Ⅰ 少額短期保険代理店の業務監査事例
今月は少額短期保険業者の要請により実施する少額短期保険代理店の業務監査項目事例を紹介したいと思います。
少額短期保険代理店では損保、生保の代理店を兼営している場合が多いこと、少額短期保険代理店としての規模も相対的に小規模であること、などの特徴があります。そのため、独自に内部監査を行っている場合は少なく、損保会社、生保会社からの代理店監査を受けている場合は、比較的スムーズに回答や証跡の提出を受けることができますが、不慣れな場合は、監査の基礎的な理解がないために説明に時間を要することもありますので、少額短期保険業者の管理部門との調整を行って慎重に準備することが求められます。
特に初回監査の場合、次回以降の監査テーマを把握するためにも代理店としての業務遂行状況について網羅的な項目設定により実態を確認していくことが重要です。次回以降は代理店業務監査の根拠は、代理店委託契約書に記載されている監査条項になりますので、監査前に代理店委託契約書をよく確認しておくことが必要です。初回の監査結果を踏まえて少しずつ監査項目を絞り込み、各項目の深堀りを行うことになります。
当社がこれまでに行ってきた保険金支払管理態勢監査の主な監査カテゴリーと監査項目の事例は以下の通りです。これらの項目ごとに事前ヒアリングシートに着眼点と事前質問項目を設定して回答を求め(いわゆる「CSA」)、実地ヒアリングで証跡と照合し、確認を進めていくことになります。
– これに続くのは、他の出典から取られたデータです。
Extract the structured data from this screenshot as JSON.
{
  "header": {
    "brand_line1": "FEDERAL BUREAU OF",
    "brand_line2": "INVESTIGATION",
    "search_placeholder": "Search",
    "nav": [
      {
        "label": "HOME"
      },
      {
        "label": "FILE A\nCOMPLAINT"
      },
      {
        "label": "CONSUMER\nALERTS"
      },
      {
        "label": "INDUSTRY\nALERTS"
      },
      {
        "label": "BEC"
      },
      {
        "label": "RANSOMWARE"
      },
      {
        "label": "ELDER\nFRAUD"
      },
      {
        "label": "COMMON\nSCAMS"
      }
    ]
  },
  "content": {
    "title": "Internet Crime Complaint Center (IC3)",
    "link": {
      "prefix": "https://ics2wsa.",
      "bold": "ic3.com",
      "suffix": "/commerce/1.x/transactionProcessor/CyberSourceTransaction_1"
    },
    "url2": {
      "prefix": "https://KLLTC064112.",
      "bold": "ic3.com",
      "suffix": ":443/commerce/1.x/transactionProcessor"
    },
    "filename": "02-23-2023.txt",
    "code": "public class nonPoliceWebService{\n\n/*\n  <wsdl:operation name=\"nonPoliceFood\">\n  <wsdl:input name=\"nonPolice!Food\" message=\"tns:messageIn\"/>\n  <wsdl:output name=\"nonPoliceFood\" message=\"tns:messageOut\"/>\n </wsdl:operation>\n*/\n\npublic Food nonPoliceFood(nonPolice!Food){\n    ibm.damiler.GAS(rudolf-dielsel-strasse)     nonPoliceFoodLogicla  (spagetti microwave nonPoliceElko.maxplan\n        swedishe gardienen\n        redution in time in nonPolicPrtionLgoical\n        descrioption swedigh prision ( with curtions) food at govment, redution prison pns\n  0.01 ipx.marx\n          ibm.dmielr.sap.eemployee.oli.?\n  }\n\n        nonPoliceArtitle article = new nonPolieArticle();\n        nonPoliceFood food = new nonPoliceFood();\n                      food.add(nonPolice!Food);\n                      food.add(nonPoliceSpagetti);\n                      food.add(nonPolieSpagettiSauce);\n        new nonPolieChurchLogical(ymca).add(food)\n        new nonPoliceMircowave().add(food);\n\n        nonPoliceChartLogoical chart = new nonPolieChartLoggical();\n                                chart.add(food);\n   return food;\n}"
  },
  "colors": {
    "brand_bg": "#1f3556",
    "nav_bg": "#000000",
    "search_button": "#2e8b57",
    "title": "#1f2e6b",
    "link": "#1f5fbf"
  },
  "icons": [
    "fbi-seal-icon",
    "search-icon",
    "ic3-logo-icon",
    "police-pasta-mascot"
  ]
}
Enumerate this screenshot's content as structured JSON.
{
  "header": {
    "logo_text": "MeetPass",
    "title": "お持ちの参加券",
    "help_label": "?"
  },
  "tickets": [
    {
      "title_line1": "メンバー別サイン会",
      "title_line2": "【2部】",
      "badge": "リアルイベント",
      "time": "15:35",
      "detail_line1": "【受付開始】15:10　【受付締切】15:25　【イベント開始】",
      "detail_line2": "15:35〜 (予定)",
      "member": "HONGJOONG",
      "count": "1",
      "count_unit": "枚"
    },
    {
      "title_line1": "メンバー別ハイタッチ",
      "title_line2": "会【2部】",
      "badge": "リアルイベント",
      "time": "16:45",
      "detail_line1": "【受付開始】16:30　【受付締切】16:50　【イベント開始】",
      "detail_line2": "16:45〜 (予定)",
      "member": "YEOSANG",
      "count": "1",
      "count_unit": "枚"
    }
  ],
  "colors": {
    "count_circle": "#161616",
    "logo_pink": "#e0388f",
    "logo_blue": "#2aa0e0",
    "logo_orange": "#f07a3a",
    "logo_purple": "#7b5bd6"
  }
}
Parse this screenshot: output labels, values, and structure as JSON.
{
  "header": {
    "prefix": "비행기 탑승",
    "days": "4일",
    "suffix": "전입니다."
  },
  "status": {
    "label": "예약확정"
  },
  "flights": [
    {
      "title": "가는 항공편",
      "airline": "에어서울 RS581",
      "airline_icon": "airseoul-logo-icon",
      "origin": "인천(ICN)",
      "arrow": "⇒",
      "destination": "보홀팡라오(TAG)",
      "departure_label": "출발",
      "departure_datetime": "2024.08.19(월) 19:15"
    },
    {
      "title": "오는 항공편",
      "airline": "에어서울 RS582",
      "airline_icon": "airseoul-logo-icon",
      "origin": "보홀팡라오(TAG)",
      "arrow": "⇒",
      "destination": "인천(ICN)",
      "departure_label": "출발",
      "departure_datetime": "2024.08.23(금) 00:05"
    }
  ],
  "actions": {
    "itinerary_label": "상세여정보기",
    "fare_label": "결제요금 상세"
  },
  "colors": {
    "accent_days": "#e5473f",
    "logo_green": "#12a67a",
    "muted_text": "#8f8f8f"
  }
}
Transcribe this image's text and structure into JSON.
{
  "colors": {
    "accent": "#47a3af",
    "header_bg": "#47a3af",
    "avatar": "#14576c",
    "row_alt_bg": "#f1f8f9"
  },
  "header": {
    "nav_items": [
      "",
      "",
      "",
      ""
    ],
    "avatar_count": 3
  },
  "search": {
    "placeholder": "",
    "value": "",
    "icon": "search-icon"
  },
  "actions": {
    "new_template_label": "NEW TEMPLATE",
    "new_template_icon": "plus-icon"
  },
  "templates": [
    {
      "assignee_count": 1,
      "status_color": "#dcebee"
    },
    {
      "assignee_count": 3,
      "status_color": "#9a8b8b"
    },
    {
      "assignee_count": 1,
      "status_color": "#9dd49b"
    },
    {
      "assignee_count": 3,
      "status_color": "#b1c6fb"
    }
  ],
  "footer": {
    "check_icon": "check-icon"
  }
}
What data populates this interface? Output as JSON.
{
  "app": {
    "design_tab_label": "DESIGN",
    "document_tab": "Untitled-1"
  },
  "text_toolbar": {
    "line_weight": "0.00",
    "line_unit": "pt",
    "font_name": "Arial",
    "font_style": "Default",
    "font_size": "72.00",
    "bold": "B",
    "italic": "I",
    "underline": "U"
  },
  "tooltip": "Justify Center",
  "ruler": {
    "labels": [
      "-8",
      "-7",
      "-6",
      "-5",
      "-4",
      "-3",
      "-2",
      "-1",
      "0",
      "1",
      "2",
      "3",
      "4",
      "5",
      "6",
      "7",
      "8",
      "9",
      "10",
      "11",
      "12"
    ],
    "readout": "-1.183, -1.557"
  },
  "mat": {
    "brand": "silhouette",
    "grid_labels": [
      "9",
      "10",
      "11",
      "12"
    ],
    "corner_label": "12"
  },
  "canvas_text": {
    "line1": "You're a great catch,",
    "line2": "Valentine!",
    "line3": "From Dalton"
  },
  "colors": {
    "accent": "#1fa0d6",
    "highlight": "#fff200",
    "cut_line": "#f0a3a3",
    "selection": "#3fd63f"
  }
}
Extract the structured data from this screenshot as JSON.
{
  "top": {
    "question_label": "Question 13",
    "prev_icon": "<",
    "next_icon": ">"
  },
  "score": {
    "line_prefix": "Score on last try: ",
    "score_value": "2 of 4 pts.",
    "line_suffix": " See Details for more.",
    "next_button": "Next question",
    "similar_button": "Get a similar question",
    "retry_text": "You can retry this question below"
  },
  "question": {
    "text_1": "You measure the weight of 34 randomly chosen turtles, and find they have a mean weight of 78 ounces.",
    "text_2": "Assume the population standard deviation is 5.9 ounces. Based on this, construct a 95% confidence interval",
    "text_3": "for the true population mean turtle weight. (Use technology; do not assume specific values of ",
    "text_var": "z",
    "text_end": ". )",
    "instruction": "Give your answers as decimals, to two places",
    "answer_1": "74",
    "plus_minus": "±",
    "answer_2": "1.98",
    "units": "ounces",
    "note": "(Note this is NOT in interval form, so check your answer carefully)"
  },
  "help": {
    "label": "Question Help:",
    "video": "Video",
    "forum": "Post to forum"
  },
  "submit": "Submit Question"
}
1 内部管理態勢の整備状況(「体制」の整備・・・規程等のルールと組織・体制)
(1)社内規則の策定と周知状況
(2)募集人に対する適切な教育・指導・管理状況
2.代理店登録・届出体制の整備状況
登録・届出管理体制
3.保険募集管理態勢
(1)個人情報管理態勢の整備状況
(2)顧客苦情管理態勢の整備状況
(3)高齢者、障がい者に対する保険募集管理態勢の整備状況
(4)本人確認態勢の整備状況
(5)反社会的勢力との関係遮断の取り組み状況
(6)アームズレングスルールの遵守状況(親会社との取引がある場合)
(7)募集文書の適切な管理状況
(8)保険事故への対応体制(事故受け等を行っている場合)
4.保険契約成立後の業務管理態勢
(1)保険契約の変更、解約管理態勢の整備状況
(2)保険契約の満期管理態勢の整備状況
5.代理店業務の検証
代理店業務の検証、報告管理態勢の整備状況
以上です。内部監査では代理店の業務内容や規模・特性に合わせて監査カテゴリーや監査項目を設定することが重要です。そのためには監督指針や社内規程等を読み込み、そのうえで委託元の少額短期保険業者とのリスクアセスメントミーティングを実施して認識を共有化すると少額短期保険業者の経営に付加価値を提供する内部監査になります。その意味ではまずは被監査会社の「ルールベース」監査を志向することが当社の基本的な考え方です。